# Sounds like (20th century classical related)



## Catharsis (Mar 15, 2010)

Can anyone think of what composers spring to mind when they hear the following short clip?

http://www.yousendit.com/download/RlRwanZzNnlrYUJjR0E9PQ

If you recognise it, try not to mention who it is, as that defeats the object of this topic. Curious to see what names people suggest.


----------



## Guest (Jan 11, 2011)

Eleven seconds? That's not very much time.

Sounds like something Art Zoyd might have done. But again, eleven seconds? Not enough time.


----------



## TWhite (Feb 23, 2010)

I agree. Eleven seconds is hardly enough time. Frankly, it sounds as if the orchestra is fighting to tune up.

Tom


----------



## Serge (Mar 25, 2010)

Interesting. I rather like it, except for the organ part maybe. You can hear a dramatic theme developing over the chaos… Could it be from some movie score?

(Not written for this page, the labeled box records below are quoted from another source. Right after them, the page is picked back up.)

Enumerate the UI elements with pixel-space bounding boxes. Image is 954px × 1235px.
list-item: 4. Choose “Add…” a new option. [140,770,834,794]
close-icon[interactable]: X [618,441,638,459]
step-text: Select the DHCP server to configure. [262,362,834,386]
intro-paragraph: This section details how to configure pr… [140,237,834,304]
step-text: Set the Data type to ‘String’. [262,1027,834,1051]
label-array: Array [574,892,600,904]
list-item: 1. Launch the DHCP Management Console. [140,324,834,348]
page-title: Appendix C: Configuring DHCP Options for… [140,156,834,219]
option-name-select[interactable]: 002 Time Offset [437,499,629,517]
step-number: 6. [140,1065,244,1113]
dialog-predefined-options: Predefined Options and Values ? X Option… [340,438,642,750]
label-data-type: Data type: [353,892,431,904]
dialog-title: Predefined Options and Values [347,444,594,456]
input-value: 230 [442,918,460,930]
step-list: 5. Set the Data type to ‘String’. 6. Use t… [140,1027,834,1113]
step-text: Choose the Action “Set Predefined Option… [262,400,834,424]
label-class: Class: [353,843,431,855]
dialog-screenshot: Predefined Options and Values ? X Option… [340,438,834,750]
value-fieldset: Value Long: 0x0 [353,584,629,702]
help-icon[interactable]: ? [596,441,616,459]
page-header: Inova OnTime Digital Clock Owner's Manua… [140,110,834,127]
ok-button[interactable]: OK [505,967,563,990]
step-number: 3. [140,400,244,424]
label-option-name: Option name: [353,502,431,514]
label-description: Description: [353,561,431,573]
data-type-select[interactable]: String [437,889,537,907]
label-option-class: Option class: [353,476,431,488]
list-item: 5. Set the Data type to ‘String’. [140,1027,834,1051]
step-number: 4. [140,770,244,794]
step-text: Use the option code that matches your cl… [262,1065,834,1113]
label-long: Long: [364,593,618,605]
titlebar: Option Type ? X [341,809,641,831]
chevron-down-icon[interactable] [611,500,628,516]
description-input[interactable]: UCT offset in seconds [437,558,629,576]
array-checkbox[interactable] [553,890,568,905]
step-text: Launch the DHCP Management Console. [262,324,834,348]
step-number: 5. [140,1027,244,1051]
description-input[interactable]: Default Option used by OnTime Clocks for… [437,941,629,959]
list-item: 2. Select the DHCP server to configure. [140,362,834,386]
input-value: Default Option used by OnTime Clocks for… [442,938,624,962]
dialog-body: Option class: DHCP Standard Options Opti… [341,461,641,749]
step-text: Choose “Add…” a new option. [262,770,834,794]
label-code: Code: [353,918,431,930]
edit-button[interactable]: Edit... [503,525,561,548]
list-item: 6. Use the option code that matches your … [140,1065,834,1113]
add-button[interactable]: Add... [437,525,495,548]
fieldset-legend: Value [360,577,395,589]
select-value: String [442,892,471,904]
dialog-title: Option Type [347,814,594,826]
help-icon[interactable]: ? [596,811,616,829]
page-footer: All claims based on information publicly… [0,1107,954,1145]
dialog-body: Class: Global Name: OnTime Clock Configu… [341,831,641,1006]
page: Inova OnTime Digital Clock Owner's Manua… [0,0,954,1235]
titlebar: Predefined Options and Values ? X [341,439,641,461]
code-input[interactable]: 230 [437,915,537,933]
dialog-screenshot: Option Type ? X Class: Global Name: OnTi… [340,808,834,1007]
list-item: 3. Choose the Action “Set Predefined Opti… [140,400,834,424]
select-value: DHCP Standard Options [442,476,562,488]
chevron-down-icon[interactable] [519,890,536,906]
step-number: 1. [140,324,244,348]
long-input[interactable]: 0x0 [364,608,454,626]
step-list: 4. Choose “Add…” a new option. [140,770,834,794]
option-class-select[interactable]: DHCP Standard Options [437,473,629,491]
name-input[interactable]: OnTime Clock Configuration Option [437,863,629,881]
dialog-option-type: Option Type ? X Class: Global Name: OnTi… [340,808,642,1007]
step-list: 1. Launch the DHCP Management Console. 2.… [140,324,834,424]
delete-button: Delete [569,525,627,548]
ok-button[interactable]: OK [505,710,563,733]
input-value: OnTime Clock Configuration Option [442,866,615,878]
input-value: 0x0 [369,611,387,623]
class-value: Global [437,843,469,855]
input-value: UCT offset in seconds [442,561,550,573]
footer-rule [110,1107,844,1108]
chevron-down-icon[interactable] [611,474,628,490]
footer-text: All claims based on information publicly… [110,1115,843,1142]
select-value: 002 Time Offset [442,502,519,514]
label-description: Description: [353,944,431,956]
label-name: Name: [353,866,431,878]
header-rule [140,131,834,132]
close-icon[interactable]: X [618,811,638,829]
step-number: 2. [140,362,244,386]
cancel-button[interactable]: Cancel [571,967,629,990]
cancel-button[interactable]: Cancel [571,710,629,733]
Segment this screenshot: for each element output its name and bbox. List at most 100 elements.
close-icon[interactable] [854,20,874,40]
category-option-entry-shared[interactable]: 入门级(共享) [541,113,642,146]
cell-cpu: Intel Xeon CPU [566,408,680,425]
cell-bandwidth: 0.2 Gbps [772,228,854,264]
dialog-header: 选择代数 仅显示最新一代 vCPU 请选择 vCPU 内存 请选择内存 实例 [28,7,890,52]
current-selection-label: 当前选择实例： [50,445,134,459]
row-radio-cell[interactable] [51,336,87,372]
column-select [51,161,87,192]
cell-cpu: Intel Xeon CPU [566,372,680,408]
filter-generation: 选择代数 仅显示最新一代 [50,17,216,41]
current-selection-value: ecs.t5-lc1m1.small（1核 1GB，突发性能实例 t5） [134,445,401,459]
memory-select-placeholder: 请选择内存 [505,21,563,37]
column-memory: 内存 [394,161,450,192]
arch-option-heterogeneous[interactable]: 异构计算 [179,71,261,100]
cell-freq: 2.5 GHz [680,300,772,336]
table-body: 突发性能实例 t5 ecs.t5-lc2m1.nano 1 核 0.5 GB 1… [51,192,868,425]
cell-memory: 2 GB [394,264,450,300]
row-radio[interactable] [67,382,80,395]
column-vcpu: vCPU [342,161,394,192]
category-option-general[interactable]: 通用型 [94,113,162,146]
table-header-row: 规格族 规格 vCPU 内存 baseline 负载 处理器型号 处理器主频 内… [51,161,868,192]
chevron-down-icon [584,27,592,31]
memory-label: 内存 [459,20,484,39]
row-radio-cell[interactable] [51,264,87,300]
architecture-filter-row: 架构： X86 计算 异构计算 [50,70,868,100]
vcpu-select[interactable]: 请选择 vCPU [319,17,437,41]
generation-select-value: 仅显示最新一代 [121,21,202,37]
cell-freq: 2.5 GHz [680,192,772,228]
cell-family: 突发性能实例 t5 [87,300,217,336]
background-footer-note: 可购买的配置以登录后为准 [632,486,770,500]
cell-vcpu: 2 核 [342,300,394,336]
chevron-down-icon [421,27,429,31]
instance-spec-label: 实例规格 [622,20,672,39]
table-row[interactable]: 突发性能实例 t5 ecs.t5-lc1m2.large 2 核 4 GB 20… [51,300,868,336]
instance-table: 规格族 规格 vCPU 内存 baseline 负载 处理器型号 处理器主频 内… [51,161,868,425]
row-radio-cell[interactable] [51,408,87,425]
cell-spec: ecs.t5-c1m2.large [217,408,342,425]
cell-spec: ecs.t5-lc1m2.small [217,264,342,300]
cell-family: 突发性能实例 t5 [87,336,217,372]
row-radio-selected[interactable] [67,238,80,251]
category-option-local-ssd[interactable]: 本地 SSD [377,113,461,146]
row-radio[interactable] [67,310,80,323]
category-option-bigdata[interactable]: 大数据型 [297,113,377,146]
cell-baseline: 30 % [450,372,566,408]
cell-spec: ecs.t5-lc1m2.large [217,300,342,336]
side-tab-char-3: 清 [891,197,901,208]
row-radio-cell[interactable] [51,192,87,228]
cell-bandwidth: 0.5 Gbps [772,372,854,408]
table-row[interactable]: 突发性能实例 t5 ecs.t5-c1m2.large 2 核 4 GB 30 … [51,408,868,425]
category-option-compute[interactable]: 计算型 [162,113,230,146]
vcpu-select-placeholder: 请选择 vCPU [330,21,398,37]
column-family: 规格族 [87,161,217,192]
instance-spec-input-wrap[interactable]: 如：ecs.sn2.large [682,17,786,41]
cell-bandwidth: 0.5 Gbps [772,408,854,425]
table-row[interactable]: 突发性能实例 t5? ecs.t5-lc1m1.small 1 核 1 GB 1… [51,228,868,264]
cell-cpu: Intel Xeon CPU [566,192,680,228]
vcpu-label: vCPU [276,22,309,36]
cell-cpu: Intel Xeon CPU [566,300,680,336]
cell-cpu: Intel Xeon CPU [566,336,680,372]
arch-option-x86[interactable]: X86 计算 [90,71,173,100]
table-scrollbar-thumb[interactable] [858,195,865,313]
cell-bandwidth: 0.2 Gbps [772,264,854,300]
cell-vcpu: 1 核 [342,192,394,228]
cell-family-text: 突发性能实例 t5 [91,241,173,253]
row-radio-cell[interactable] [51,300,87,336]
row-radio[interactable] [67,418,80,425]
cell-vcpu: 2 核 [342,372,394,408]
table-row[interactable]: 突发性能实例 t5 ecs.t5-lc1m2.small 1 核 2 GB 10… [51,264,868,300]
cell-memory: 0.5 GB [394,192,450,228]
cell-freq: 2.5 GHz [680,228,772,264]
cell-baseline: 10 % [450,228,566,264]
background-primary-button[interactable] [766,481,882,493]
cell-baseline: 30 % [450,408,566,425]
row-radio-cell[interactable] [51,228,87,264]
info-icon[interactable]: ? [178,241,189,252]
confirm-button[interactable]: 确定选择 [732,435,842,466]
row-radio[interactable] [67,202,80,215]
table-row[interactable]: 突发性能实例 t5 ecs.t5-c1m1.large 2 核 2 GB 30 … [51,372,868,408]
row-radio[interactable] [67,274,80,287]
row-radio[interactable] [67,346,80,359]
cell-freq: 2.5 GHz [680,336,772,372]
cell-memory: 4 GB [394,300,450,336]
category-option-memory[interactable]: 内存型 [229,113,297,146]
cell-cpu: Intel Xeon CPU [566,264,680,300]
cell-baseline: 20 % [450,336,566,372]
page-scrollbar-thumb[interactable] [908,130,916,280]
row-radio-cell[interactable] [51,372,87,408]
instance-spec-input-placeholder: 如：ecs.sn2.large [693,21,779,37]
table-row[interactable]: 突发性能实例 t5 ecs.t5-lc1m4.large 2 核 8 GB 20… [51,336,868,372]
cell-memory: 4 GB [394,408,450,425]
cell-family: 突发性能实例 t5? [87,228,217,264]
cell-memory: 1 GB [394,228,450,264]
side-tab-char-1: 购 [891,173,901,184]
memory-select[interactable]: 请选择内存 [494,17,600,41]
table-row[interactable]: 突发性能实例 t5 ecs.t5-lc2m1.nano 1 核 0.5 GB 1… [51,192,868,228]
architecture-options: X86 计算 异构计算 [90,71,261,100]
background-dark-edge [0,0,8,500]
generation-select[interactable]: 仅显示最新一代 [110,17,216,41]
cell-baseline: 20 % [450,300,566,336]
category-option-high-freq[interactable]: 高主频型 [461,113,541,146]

As for the composer, no clue… Sounds like something in a Romantic vein… Bombastic… Like Mahler, perhaps? But I must admit that I didn’t listen to him much as of yet.


----------



## Weston (Jul 11, 2008)

Well, it's got pipe organ in it I think. Messiaen? That or Frank Zappa.


----------



## Catharsis (Mar 15, 2010)

Apologies for the shortness of the clip.

It's Paul Hindemith. Taken from the first track of this CD:
http://www.musicweb-international.com/classrev/2003/dec03/hindemith_organ.htm


----------



## Catharsis (Mar 15, 2010)

See:
http://www.classicalarchives.com/work/272545.html
& play clip '2b.Phantasie, frei'
(from Organ Sonata No.1)

or more samples at:
http://www.amazon.co.uk/Hindemith-R...=sr_1_1?ie=UTF8&s=music&qid=1294856122&sr=8-1


----------



## Delicious Manager (Jul 16, 2008)

When I first heard your original 11-second track I immediately thought of the Organ Concerto by Icelandic composer Jón Leifs. Very similar, I think you would agree.


----------